When an access causes a cache miss, a request for a block of memory containing the instructions is sent to the memory system (which may include other caches). As the requested block of memory is returned, it passes through predecode logic that transforms the included instructions to an internal, predecoded form.
Some ISAs permit operation in a number of different modes, wherein each mode is associated with a potentially different set of transforms in the predecode logic. Examples include the Thumb® and ARM® instruction sets that are part of the XScale™ technology available from Intel Corporation of Santa Clara, Calif. In some modes the instructions sent to the predecoder are of a different width than in other modes, which can create implementation problems.

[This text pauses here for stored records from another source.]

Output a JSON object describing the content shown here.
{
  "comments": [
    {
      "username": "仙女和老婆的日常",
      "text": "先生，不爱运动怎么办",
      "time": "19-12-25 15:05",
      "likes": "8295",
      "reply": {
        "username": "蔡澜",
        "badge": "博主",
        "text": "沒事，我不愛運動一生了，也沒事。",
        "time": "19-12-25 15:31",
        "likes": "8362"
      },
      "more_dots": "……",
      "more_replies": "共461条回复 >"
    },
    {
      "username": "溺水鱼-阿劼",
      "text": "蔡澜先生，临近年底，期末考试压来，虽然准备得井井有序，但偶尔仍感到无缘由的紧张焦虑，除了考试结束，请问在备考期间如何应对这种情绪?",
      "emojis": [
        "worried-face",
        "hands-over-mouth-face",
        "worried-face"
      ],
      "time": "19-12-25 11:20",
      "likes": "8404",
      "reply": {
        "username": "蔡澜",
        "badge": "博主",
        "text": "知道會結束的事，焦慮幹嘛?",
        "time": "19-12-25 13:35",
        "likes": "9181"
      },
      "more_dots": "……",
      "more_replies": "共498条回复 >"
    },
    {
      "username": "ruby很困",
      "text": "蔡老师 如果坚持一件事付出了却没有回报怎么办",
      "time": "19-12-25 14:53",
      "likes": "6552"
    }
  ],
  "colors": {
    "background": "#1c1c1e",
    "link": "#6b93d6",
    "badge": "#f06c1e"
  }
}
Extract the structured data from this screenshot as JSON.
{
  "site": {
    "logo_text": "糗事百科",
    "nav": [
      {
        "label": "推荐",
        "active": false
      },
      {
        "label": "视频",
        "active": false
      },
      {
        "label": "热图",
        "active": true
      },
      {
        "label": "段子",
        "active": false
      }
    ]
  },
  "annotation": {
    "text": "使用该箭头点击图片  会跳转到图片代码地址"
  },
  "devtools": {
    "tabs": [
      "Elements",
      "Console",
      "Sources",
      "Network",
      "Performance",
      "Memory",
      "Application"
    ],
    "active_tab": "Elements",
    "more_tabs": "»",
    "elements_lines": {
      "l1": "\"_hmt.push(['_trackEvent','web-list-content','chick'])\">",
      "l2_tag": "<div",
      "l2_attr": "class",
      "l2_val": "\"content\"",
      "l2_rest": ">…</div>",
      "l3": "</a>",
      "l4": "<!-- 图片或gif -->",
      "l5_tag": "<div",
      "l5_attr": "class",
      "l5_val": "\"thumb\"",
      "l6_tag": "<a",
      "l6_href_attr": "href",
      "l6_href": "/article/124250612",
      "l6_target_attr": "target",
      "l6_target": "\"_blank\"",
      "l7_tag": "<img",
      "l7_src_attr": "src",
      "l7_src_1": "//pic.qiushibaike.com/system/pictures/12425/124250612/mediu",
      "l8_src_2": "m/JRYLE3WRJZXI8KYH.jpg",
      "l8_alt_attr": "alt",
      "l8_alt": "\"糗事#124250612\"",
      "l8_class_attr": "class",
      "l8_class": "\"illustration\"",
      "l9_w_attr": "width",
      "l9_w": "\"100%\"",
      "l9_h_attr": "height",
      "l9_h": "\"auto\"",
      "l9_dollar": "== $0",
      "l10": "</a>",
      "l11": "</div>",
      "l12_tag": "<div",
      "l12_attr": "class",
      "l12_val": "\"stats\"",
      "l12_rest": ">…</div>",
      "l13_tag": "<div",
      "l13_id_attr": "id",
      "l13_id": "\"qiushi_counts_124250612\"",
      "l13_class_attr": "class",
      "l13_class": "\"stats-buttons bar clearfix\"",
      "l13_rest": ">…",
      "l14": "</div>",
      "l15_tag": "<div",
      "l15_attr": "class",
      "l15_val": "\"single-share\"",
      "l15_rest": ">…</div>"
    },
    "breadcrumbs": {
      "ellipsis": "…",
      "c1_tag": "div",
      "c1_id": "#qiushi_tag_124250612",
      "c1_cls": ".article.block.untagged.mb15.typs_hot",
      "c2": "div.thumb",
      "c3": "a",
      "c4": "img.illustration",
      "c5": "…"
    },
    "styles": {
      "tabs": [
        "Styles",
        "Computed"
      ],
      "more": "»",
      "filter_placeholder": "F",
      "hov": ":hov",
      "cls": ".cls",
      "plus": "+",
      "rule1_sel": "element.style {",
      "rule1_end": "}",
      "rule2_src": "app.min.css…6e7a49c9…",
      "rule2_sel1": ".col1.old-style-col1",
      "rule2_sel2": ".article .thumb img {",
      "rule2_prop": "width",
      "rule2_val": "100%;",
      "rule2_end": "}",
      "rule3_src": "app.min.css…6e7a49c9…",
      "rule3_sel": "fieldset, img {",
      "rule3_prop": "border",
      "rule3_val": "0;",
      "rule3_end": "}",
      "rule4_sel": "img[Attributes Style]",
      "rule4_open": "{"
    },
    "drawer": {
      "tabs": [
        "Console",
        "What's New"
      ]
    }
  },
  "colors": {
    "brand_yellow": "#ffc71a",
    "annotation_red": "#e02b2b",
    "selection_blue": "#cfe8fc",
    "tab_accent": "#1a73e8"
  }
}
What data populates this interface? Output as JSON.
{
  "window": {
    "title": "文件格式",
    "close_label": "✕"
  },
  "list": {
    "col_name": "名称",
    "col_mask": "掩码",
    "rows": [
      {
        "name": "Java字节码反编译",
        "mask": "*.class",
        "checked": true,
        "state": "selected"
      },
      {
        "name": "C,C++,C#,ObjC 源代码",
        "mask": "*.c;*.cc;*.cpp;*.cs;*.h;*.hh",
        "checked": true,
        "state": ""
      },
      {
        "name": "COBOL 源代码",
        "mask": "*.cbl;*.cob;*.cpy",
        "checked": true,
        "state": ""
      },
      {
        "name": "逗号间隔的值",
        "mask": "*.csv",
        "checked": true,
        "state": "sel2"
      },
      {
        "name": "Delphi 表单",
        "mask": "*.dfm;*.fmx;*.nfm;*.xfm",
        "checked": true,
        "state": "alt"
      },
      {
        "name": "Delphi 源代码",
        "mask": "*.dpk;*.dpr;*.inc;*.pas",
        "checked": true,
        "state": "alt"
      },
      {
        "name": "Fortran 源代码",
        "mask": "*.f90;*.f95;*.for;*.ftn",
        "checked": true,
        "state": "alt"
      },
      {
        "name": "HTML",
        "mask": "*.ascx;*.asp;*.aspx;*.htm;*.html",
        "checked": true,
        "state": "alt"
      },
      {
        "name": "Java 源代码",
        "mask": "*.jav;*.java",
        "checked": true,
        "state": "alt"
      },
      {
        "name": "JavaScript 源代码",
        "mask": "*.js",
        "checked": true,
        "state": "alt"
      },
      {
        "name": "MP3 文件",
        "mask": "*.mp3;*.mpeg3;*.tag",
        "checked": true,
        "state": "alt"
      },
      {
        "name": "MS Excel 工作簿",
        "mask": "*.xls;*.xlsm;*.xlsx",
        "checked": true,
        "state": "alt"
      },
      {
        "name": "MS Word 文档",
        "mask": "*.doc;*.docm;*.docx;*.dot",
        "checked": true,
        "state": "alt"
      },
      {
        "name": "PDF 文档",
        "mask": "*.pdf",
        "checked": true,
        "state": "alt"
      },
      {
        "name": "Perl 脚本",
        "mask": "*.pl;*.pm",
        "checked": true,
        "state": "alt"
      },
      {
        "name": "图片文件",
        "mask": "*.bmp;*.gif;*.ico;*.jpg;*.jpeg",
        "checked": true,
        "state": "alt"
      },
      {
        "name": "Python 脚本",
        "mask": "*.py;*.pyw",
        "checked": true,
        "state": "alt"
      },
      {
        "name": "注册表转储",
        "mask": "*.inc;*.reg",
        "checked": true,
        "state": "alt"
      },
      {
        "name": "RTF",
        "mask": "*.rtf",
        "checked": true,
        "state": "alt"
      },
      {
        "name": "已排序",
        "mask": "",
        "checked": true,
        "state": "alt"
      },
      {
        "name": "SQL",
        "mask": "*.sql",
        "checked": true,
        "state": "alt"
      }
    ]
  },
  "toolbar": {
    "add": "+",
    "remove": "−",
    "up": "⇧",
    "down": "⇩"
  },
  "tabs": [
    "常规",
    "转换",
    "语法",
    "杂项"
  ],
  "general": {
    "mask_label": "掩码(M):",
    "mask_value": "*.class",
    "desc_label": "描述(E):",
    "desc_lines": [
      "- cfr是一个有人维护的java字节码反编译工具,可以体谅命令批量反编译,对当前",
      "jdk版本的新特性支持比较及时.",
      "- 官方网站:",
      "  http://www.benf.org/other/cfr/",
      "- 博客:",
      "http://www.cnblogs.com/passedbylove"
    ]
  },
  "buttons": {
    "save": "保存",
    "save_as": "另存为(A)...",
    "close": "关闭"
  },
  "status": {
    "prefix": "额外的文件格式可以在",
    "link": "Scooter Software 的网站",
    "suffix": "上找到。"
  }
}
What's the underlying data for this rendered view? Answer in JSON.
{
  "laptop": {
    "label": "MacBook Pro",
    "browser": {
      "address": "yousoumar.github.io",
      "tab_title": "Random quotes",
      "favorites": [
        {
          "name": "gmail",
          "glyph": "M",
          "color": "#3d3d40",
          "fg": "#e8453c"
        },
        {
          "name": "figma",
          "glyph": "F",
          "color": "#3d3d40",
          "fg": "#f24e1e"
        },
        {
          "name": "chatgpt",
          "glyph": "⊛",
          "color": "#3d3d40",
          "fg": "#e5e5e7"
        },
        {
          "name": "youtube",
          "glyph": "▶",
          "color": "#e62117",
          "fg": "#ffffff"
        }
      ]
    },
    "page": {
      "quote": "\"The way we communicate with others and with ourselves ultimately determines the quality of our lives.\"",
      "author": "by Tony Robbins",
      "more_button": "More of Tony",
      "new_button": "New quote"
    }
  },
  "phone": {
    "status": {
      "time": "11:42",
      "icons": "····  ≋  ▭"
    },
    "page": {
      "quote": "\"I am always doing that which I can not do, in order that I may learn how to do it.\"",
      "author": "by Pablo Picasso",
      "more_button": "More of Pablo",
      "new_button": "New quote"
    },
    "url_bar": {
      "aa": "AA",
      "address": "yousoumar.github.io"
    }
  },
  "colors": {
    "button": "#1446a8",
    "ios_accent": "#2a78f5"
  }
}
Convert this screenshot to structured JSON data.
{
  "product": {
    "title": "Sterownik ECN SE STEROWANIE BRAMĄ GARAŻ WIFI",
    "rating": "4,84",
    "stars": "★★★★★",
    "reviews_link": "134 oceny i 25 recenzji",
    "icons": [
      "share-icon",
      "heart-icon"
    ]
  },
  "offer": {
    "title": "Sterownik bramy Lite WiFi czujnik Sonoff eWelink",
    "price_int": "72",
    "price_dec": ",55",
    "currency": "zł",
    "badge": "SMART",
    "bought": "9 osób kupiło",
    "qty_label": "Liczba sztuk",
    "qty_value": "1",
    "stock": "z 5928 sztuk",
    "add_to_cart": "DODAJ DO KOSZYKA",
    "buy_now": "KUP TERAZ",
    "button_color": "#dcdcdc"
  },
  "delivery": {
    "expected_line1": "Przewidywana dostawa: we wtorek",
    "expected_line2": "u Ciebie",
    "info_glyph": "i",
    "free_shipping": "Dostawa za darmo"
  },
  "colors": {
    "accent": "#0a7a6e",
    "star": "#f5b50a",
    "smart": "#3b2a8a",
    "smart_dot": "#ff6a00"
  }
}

For example, since 16-bit Thumb® instructions may be predecoded into the same internal ISA used by 32-bit ARM® instructions, a block of internal-format instructions derived from a particular block of Thumb® instructions may require twice the space of the internal-format instructions derived from the same size block of ARM® instructions. It is also possible for both ARM® or Thumb® instructions to reside in any block of memory larger than 6 bytes, which means that a block of instructions fetched from memory may be a mix of both ARM and Thumb instructions. Therefore, determining which predecoder to use for a cache fill may not be feasible by simply analyzing data returned from the memory system, or knowing from where in the memory system the data was returned. Finally, some instructions can only be executed in privileged modes. Installing additional privilege-checking logic to determine the existence of illegally-fetched instructions may enlarge the execution pipeline, slowing execution speed and increasing power usage.